2012年7月17日星期二

John Anglin, the elevator's co-owner

Only a "minimal amount" of his wholesale rayban sunglasses crop was insured, and Ferguson estimates his eventual losses at about $500,000 unless conditions change. "If we get 2 or 3 inches of rain soon and 1 inch every week after that, the corn could rebound," he says. John Anglin, the elevator's co-owner, doesn't expect a reprieve. "We can already identify some (corn) fields that will have zero yields," he says. Although some farmers will recoup most of their losses through insurance, that's no consolation, he says. "It is hard for the farmers to accept" a failed crop, Anglin says. "They would rather have a good crop than the dollars." Meredith Powell, the Clunette Elevator's entomologist, says the drought is creating expensive problems that go beyond dryness. "Insects ray ban sunglasses cheap sale 2102 thrive in this environment," she says. Dry soil encourages Goss's bacterial wilt, which affects corn, she says, and the elevator is doing aerial spraying to try to eradicate adult corn rootworm beetles and spider mites, which attack soybeans.

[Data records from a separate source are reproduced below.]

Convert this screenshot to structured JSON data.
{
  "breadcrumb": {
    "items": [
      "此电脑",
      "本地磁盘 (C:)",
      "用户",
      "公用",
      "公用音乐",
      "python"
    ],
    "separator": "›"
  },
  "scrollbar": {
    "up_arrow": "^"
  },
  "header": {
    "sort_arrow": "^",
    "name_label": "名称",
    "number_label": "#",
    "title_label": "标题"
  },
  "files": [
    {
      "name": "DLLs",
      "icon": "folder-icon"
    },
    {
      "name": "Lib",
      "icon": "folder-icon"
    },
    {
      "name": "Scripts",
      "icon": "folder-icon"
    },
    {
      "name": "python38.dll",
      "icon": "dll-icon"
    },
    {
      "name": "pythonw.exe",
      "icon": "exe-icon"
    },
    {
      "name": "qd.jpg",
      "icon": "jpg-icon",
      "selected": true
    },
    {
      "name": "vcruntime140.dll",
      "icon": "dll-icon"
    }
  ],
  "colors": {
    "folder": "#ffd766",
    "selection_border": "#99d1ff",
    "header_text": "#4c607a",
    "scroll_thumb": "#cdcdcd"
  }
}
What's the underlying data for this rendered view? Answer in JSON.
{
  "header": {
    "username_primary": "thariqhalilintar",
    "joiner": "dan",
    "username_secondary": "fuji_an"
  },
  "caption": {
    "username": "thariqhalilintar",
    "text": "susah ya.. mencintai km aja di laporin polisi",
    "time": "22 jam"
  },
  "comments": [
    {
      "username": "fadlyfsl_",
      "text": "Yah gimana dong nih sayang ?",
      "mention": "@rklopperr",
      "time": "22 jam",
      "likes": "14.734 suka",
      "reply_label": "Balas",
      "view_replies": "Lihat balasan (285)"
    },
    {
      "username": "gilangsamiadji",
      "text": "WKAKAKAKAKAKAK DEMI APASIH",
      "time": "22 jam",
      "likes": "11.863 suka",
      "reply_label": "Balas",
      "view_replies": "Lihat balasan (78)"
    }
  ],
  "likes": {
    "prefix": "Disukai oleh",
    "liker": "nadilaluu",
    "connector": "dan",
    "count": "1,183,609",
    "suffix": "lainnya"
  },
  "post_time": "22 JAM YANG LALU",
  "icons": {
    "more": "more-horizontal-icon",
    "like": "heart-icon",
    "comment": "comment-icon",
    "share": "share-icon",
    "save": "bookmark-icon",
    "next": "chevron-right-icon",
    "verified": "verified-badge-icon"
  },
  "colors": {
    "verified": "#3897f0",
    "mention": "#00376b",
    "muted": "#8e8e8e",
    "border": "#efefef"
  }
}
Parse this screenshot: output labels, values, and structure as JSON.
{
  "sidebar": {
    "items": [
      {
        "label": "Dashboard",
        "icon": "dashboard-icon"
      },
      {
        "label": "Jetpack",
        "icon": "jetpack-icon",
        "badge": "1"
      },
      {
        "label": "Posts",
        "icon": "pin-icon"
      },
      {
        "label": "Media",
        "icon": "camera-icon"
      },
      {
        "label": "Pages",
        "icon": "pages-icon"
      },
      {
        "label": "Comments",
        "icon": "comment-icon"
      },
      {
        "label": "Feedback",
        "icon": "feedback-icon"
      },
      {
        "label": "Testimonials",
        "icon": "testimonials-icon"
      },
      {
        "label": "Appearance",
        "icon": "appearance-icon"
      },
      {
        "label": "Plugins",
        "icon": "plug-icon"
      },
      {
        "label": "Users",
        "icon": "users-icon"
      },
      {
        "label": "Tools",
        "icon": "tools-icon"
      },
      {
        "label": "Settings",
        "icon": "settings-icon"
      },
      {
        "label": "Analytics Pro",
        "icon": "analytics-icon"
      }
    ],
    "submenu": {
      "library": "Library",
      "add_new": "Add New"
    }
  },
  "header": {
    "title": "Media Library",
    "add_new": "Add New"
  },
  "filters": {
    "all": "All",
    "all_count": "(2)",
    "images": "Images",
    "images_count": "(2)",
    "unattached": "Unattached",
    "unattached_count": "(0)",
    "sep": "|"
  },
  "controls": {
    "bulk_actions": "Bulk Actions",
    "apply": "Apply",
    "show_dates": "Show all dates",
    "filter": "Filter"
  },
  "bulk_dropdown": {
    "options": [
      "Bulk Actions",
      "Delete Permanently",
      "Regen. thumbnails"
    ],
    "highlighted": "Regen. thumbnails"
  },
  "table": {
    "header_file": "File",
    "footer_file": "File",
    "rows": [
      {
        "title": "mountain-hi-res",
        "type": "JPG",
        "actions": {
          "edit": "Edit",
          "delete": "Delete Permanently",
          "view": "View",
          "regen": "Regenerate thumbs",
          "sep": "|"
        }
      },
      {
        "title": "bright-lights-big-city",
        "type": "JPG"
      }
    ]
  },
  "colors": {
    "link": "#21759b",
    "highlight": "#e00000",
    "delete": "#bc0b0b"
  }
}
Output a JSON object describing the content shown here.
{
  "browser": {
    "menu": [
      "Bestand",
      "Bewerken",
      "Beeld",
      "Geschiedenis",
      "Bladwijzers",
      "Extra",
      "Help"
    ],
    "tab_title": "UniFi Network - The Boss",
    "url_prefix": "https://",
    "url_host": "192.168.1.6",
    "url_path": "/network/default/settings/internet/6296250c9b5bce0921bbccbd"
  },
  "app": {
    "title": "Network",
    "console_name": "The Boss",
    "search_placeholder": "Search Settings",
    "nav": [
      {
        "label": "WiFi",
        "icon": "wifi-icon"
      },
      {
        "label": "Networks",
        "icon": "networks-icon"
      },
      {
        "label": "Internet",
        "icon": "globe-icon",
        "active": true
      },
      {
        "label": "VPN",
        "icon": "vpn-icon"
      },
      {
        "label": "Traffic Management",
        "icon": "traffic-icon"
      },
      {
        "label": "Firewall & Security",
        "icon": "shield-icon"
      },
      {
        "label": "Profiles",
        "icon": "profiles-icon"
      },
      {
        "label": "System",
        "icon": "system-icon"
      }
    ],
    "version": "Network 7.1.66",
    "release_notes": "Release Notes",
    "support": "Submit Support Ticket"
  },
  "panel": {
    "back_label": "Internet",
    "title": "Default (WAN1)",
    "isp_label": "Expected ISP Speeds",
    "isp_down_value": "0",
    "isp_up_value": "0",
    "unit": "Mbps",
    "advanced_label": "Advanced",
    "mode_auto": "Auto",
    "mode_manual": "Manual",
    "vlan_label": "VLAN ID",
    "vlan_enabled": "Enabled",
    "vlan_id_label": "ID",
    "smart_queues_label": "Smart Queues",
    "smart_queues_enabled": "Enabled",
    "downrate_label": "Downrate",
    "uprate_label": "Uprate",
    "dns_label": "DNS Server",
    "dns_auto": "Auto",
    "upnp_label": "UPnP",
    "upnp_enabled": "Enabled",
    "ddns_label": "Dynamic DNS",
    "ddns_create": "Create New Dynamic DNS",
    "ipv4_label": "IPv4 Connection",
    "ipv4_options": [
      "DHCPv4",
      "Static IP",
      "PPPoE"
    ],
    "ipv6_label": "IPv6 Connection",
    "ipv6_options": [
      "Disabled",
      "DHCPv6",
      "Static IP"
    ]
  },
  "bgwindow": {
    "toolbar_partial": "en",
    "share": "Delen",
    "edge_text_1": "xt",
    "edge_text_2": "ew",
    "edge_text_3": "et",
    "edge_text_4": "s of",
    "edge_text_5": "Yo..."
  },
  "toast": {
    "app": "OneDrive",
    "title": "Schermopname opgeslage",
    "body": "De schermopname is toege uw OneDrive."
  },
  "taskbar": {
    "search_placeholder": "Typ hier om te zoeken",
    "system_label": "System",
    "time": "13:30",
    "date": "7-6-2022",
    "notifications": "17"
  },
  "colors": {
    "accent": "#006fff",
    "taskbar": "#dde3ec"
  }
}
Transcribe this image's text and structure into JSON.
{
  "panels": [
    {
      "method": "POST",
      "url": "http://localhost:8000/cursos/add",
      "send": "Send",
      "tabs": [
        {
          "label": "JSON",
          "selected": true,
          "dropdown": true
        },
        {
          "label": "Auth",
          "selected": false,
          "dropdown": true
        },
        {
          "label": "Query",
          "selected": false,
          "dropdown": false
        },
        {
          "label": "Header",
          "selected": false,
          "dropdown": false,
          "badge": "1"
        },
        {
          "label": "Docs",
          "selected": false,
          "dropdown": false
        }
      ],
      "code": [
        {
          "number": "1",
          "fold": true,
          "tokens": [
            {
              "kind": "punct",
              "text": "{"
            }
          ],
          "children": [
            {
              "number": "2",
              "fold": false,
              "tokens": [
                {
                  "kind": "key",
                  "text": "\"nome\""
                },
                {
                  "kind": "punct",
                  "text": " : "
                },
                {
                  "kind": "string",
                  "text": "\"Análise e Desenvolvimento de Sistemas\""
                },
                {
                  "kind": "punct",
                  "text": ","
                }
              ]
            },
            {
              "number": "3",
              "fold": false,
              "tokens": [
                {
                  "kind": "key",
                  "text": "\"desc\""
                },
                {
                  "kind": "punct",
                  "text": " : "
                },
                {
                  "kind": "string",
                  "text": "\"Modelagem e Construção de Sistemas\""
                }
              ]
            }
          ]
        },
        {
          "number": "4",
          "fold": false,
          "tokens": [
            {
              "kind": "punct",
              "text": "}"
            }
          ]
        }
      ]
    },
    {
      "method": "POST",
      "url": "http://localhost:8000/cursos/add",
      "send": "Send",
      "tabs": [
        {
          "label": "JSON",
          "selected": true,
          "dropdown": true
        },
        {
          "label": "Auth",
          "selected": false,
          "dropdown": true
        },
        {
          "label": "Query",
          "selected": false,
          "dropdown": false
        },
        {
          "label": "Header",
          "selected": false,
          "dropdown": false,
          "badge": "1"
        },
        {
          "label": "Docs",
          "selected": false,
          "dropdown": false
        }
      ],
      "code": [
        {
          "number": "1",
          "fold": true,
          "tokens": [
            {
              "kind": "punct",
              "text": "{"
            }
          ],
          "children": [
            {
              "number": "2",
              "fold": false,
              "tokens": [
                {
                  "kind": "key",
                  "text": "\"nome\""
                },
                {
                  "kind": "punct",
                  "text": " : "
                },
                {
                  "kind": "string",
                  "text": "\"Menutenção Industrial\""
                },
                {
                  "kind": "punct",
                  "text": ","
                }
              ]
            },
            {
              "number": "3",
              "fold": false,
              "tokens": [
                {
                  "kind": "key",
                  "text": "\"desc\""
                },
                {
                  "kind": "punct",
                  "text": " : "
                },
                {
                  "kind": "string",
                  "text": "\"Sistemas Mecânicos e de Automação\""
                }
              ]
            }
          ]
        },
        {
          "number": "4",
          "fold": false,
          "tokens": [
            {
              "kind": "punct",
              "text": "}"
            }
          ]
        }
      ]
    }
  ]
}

John Powell, 55, who farms 2,000 acres here, faces a couple of big decisions in the next few days. "Right now we have to decide whether we're going to put more money into the corn crop," he says. Fungicides and herbicides that would help keep surviving corn healthy would set him back another $13-$15 an acre, he says. Powell raises ducks with his brother-in-law and already has taken a big hit on that venture because of the drought. A couple of weekends ago when the oakley sunglasses 2012 temperature hit 104 degrees, 1,700 ducks died in a single day, he says.